Jason was thirty-eight and in his golfing prime, in his opinion. He had played the game intermittently since he was a boy, and regularly since he had come to this area and joined the Ross-on-Wye Golf Club. He had a handicap of eight, which he considered generous, whereas his opponent played off scratch. Jason was receiving eight shots in this match. When discussing his chances with other members beforehand, he had discounted his chances against the young man with what he hoped was a becoming modesty. Privately, he had thought his progress to the next round highly probable.
Now, after eleven holes, he was one down and five of his shots were gone – squandered, for the most part, in his view. On the short twelfth, he was standing over a putt three feet above the hole for a half. It should have been a doddle, with his normal calm putting technique. He stood over the ball for what was probably a little too long, jerked his putter convulsively at it, and watched it shoot over the right edge of the hole.
Two down.
‘Bad luck!’ said his opponent sympathetically, before he moved away gratefully towards the thirteenth tee. Both of them knew that it was bad play rather than bad luck, but the polite golfing fiction was observed.
The thirteenth at Ross is a shortish but very tight par four, where any errant tee shot will leave you baulked by trees from a second shot to the green. Most good players take a fairway wood or even an iron from the tee,
to place the ball safely on the fairway; Jason was delighted to see his opponent reaching for his driver. The arrogance of youth, he thought happily, and stood silently waiting for the appropriate punishment to befall this tall and gifted young man.

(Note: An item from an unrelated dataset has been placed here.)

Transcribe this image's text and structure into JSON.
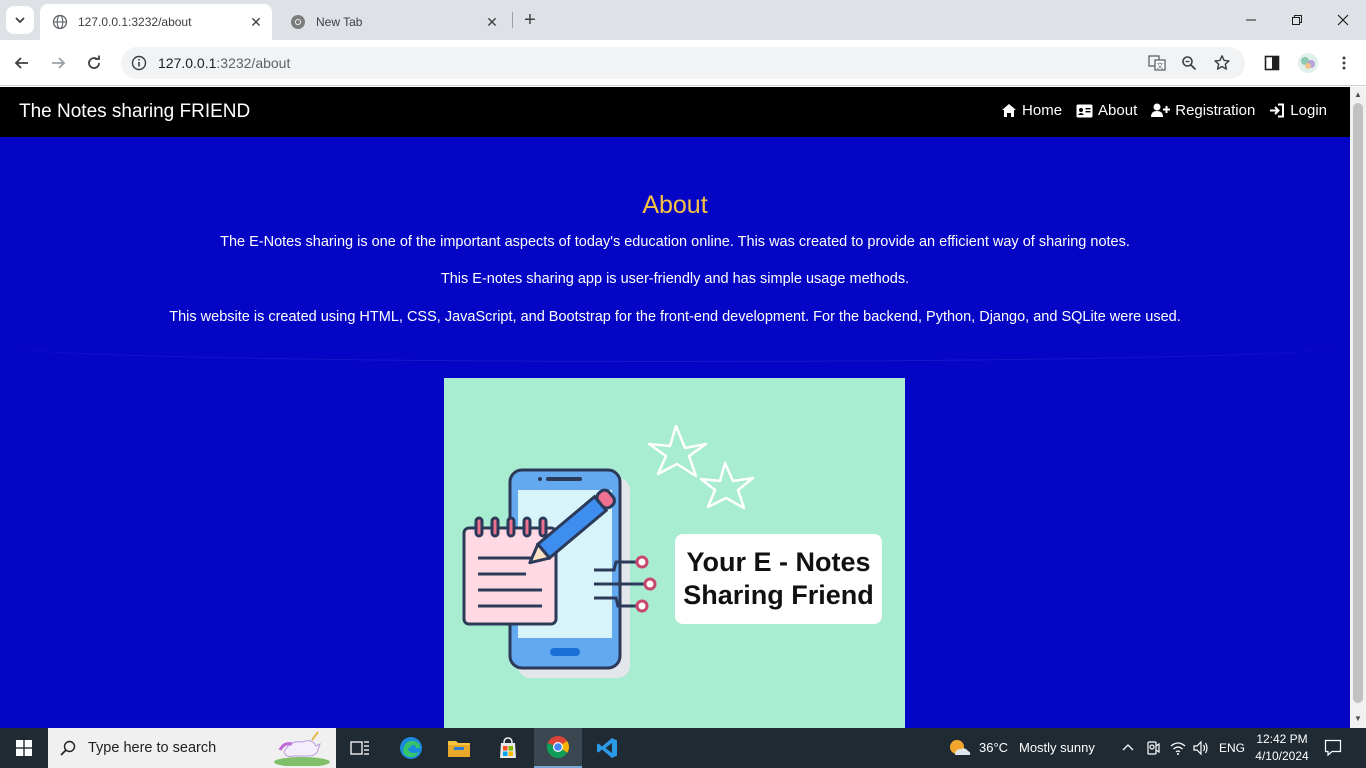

Sometimes talent subdues justice. The young Titan hit the ball long and very straight indeed, and it seemed to Jason to go on bouncing for a disagreeably long time. It came to rest over three hundred yards from them, and it looked to Jason to be no more than fifteen yards from the green. ‘Good shot, Tom!’ he said through clenched teeth.
His own much more puny effort was also straight and he managed to put a six-iron second into the middle of the green. Tom in turn chipped his short shot on to the green and watched it run perhaps six feet past the hole. There followed an illustration of what some enthusiasts call ‘the glorious unpredictability of golf’, and what its victims call something much more vulgar.
Jason Knight holed his curling putt of perhaps twenty-two feet up a sharp slope, then watched his opponent’s six-footer lip the hole and stay out, to give him the hole. ‘Bad luck, Tom! No justice!’ said Jason, trying and failing to keep the elation out of his voice.
Buoyed by this unexpected success, he holed another decent putt to win the difficult fourteenth, where he had a shot. He managed to halve the next two short but tricky par fours, where Tom Bowles was unlucky not to make at least one birdie. He received his last shot on the long, difficult seventeenth, where he could not reach the green in two but managed to hole his tricky curling putt for a four and the win. For the first time in the afternoon, he was ahead. A half at the eighteenth would give him the match.